Welcome to the Robot Remix, where we provide weekly insight on robotics, autonomy and AI

This week -

  • As little about OpenAI as possible (see memes below)
  • Google & Meta on the route to robots
  • Growth in AI jobs
  • Cognitive scientists weigh in on AI

Research

0:00
/

Google has developed an auto-bagging system using ABB's Yumi. Plastic bags are ubiquitous - used at home, in shops and in factories but are one of the hardest items for a robot to manipulate.  

Why so challenging? They are thin, flexible, and can deform in many ways, leading to self-occlusions and unpredictable dynamics.  They're also translucent, making perception difficult.

The solution?

  1. The bags were segmented using fluorescent paint to mark the handles, rim and middle.  The bag looks normal under regular lighting, but under UV lights, the paint glows
  2. The robot systematically explores the bag's "state space" by manipulating the bag through a set of primitive actions (Open, flip, rotate,). During this process, the light is cycled from visible to UV.  
  3. The UV light and markers allow the robot to collect ground-truth labels without human annotation, enabling highly scalable, low-effort model training
  4. Once trained, the algorithm divides the bagging task into three stages: (1) Orienting the bag upward, (2) enlarging the opening, and (3) inserting the objects and lifting the bag.

This process achieved a 16/30 success rate -  nowhere near good enough for industry but it's an interesting approach.


0:00
/

Meta is tackling the big bottleneck in embodied robotics - data capture & training. Traditionally training data is collected through demonstration, self-learning or simulation.

  1. Demonstration/self-learning - is time-consuming and expensive.
  2. Simulation -  rarely captures the complexity of the real world, and models trained this way often have poor success rates

Meta tackled Challenge (1) by developing a model that can learn short-time horizon tasks like manipulation from first-person videos of humans. They compiled 4,000+ hours of human video and a trained a single perception model that matches or surpasses StoA performance on 17 short time horizon tasks in simulation.

Why it's interesting? Their approach implies we can train AIs on physical tasks by filming our day-to-day activities rather than taking the time to develop specific data.

Meta tackled Challenge (2) and improved simulation results for long-time horizon tasks by taking the counterintuitive approach of rejecting high-fidelity simulations in favour of an abstract sim that does not model low-level physics.

Why it's interesting? This approach bridged the gap between sim and reality, leading to a 98% success rate.


0:00
/

Stanford researchers have developed a low-cost, open-source teleoperation solution - ALOHA: 𝐀 𝐋ow-cost 𝐎pen-source 𝐇𝐀rdware System for Bimanual Teleoperation.

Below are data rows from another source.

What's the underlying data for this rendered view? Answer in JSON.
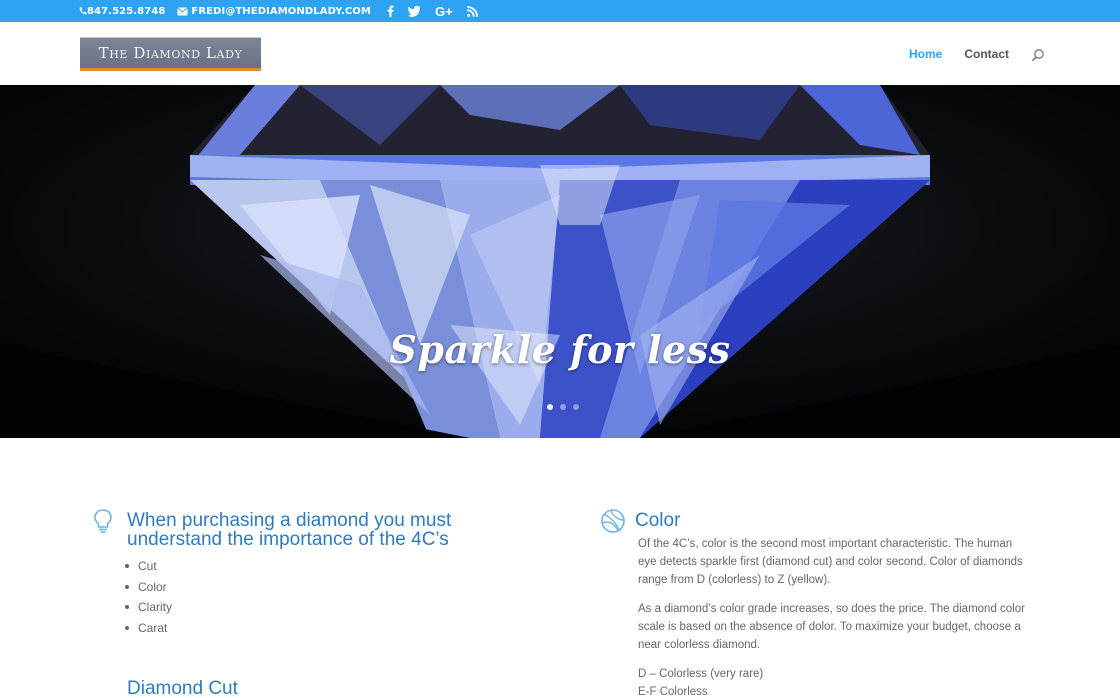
{
  "topbar": {
    "phone": "847.525.8748",
    "email": "FREDI@THEDIAMONDLADY.COM",
    "social": [
      "facebook-icon",
      "twitter-icon",
      "google-plus-icon",
      "rss-icon"
    ],
    "bg_color": "#2ea3f2"
  },
  "header": {
    "logo_text": "The Diamond Lady",
    "nav": [
      {
        "label": "Home",
        "active": true
      },
      {
        "label": "Contact",
        "active": false
      }
    ],
    "accent_color": "#2ea3f2"
  },
  "hero": {
    "title": "Sparkle for less",
    "slides": 3,
    "active_slide": 1
  },
  "left": {
    "title": "When purchasing a diamond you must understand the importance of the 4C’s",
    "items": [
      "Cut",
      "Color",
      "Clarity",
      "Carat"
    ],
    "next_title": "Diamond Cut"
  },
  "right": {
    "title": "Color",
    "paragraphs": [
      "Of the 4C’s, color is the second most important characteristic. The human eye detects sparkle first (diamond cut) and color second. Color of diamonds range from D (colorless) to Z (yellow).",
      "As a diamond’s color grade increases, so does the price. The diamond color scale is based on the absence of dolor. To maximize your budget, choose a near colorless diamond."
    ],
    "grades": [
      "D – Colorless (very rare)",
      "E-F Colorless"
    ]
  }
}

The system costs <$20k and provides a simple-to-use platform for teaching robots dual-handed manipulation.

How does it work? ALOHA has two leader & two follower arms and syncs the joint positions from leaders to followers at 50Hz. The user moves the leader robots, and the follower arms... follow. The whole system takes ten lines of code to implement.

Graph

News

Berkshire Grey, a developer of robotic intralogistics solutions, has agreed to merge with SoftBank. The deal promises to buy the Berkshires' outstanding shares for $375 million in cash, removing them from the public markets.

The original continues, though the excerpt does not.